Doina Matei era una ragazzina quando è stata condannata a sedici anni di carcere. Una enormità che è più o meno il massimo della pena in quei Paesi che hanno abolito l’ergastolo.  

Il reato contestatole è stato omicidio preterintenzionale (il che significa che si è andati oltre l’intenzione ovvero si voleva ferire ma si è invece ucciso). Ha ucciso una giovane ragazza con un ombrello a seguito di una lite futile. Una morte terribile ma pur sempre una morte esito di un delitto non doloso, ossia non intenzionale. Dopo nove anni di carcere Doina Matei esce per qualche ora al giorno e, forse contravvenendo a una prescrizione formale del magistrato di sorveglianza, posta su facebook una sua foto vicino al mare. A Doina è contestato dunque che ha sorriso al mondo, che non può essere pubblicamente felice.  

La misura alternativa le fu sospesa.  

E’ questo un caso classico di populismo penale che dovrebbe essere studiato nelle università, raccontato nelle scuole di formazione di avvocati e magistrati. Con Doina in quei giorni si è prodotto il circolo vizioso mediatico giudiziario. La giustizia in quelle ore ha rinunciato a essere razionale, lucida. Con la decisione di oggi del Tribunale di Sorvegilanza di Venezia ha invece ripreso a essere ferma e razionale.  

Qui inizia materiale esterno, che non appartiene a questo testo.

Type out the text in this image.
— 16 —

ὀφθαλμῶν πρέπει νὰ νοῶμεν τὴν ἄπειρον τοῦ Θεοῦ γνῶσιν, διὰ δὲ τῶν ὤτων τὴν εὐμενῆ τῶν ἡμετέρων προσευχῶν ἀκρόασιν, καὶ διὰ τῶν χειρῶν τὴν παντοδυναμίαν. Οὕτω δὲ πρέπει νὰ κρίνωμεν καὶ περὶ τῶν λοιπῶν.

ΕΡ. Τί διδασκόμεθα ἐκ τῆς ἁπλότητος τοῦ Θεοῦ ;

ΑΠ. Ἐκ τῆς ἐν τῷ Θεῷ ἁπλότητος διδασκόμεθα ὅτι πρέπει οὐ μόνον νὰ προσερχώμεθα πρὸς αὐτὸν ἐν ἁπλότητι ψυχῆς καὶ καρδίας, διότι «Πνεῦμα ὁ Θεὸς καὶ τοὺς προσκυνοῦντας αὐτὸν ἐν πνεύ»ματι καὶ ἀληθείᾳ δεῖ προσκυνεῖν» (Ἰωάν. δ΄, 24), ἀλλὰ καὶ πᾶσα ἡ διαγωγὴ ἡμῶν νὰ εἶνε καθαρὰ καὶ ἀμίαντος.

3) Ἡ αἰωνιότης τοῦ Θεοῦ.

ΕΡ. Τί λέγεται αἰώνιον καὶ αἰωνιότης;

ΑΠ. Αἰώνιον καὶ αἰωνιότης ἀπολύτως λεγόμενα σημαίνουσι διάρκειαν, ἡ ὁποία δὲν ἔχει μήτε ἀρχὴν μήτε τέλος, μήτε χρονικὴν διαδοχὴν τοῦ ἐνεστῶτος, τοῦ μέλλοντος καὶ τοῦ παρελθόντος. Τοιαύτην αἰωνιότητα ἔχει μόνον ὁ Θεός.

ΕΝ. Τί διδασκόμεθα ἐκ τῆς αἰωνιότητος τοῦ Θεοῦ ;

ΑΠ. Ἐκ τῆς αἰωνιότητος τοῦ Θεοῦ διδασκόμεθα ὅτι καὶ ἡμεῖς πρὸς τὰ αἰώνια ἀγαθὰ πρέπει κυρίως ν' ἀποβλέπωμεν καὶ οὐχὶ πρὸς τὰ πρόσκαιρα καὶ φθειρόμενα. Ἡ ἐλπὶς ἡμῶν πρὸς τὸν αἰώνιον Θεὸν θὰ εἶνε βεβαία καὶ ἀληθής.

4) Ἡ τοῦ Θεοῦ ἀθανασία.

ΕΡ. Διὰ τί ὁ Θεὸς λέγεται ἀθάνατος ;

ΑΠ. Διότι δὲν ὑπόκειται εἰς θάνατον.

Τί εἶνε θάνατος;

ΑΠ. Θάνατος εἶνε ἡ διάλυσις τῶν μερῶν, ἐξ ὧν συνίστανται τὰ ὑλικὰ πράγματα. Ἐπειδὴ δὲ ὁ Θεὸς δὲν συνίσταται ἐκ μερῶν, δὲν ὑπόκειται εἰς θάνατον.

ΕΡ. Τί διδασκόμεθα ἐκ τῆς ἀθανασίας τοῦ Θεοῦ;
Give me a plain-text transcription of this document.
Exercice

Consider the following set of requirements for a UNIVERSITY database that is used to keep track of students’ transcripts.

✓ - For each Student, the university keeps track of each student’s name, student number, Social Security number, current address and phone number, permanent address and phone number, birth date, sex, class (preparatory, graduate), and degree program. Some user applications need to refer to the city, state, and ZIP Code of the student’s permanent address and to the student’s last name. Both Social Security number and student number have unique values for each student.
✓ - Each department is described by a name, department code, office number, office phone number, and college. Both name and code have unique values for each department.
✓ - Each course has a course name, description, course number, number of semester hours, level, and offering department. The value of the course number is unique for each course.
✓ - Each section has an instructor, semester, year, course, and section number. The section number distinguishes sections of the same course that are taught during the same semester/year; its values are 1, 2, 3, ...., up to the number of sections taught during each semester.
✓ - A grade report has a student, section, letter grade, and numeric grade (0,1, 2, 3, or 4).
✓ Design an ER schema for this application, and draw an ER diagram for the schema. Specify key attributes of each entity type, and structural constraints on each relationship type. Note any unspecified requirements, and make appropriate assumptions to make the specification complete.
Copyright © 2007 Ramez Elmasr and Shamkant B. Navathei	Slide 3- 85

Così come ha affermato papa Francesco, nel suo discorso ai penalisti dell’ottobre del 2014, la giustizia penale degrada spesso a giustizia selettiva, razzista giustificando se stessa sulla base di una patina formale. Il Pontefice ha usato la parola ‘patina’. Mai termine è più appropriato. È quella patina che spesso produce e legittima formalmente ordinanze di custodia cautelari altrimenti evitabili (di cui tanto si parla anche in questi giorni) o mancate concessioni di misure alternative. Contro la patina si è espressa invece la Suprema Corte di Cassazione giustificando con lo stato di necessità il furto da parte di un homeless di un pacco di wurstel in un supermercato.  

Il Tribunale di Sorveglianza di Venezia ha riportato il caso di Doina fuori dal circoli viziosi del populismo penale.